Сухое смуглое лицо без всяких признаков растительности придавало ему вид преждевременно состарившегося человека, а чрезвычайно светлые волосы казались почти седыми.

Узкогрудый и сутулый, с тонкими руками и ногами, он плохо слышал и постоянно моргал подслеповатыми глазами. Высокий дрожащий голос, заикающаяся речь и неприятный перигорский акцент отнюдь не придавали ему привлекательности. Таков был портрет Матифо.

Как мы уже отметили, энергичность отчасти возмещала Шампиону отсутствие мужества. Ни в чем не опровергая заявления Матифо, он быстро воскликнул:

— Ты не ошибся и рассчитал все довольно верно, но что же из этого?

— Ах, дорогой Шампион, я вовсе не ожидал этого от тебя! — плаксиво заявил Матифо. — Разве мы с тобой не старые школьные товарищи и не друзья детства? С нашей помощью (а без нас тебе все равно не обойтись) ты собираешься прикарманить миллион двести пятьдесят тысяч франков и предлагаешь за все услуги какие-то жалкие двадцать тысяч! Поистине, после этого я просто не знаю, кому еще можно доверять!

Воздев руки к потолку, доктор повторял, как загипнотизированный:

— Миллион двести пятьдесят тысяч франков! Миллион двести пятьдесят тысяч франков!

— Пошли отсюда, Туанон! Покажем этому неблагодарному, что еще не растеряли своего достоинства. Такая плата достойна лакеев!

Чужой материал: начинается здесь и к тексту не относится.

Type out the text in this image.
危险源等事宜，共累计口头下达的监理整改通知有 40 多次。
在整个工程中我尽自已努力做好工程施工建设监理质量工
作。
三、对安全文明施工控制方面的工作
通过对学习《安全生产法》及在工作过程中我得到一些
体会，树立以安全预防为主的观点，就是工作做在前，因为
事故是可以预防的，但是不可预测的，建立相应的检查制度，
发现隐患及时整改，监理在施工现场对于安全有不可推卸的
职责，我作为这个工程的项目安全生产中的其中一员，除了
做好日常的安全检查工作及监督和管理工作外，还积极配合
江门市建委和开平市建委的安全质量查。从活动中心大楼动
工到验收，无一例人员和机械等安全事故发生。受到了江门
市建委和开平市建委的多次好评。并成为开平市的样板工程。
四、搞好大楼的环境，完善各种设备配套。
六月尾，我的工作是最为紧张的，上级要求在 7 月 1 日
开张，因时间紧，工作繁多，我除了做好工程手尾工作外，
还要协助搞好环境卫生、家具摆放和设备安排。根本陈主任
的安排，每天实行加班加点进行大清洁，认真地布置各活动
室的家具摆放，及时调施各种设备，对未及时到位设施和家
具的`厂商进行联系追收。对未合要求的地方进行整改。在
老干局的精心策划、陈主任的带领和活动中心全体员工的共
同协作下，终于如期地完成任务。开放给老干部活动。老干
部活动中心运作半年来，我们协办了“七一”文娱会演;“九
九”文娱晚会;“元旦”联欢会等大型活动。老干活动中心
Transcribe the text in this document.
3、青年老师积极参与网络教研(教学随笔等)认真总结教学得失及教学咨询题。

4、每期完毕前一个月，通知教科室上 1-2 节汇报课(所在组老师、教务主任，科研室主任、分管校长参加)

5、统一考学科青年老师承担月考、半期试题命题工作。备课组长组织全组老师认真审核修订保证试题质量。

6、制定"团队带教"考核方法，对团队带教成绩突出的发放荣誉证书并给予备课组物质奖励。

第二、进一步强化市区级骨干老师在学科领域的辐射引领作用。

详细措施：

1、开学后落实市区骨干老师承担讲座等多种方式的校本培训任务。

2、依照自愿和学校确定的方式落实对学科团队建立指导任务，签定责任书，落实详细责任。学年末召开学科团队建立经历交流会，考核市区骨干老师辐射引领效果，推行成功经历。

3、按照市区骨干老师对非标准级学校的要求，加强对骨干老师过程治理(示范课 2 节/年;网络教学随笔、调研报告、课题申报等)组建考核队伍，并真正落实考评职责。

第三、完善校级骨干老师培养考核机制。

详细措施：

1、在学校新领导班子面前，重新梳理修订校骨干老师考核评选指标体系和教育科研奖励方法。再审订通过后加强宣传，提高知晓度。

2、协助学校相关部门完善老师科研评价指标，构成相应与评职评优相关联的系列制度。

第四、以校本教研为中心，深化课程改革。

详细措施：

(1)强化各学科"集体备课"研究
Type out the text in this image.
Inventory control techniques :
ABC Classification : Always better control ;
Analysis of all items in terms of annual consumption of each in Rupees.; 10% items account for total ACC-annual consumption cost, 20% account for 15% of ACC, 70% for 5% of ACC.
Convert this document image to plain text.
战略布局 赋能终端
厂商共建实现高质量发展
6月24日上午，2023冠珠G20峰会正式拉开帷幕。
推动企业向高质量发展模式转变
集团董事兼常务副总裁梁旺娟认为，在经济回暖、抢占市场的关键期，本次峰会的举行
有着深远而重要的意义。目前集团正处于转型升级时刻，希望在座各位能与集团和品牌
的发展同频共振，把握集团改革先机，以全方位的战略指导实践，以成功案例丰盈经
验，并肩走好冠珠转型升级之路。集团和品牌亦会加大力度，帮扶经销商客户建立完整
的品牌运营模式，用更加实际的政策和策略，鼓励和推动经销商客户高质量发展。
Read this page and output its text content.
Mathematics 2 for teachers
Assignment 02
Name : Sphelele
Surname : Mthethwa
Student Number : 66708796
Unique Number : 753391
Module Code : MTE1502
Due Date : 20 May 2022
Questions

Посмотрим, чего ему удастся добиться без нас!

— Но чего же ты хочешь? — вскричал Шампион, совершенно теряя голову.

— Ничего! — с достоинством ответил Матифо.

— Скажи мне свои условия и мы их обсудим!

— Кажется, ты становишься благоразумным, — отозвался Матифо и, снова окунув палец в бокал, продолжил свои расчеты на столе. — Делим миллион двести пятьдесят тысяч на три и получаем четыреста шестнадцать тысяч шестьсот шестьдесят франков. Именно такая сумма причитается на долю каждого из нас. Но мы же не любим мелочиться, не так ли, Туанон? Мы не будем торговаться, подобно этому человеку, и удовлетворимся круглой суммой в четыреста тысяч франков на брата.

— Четыреста тысяч проклятий! — вскричал Эркюль, взбешенный спокойствием Матифо. — Если вы отказываетесь от двадцати тысяч, то тем хуже для вас. Двадцать тысяч — отличный куш!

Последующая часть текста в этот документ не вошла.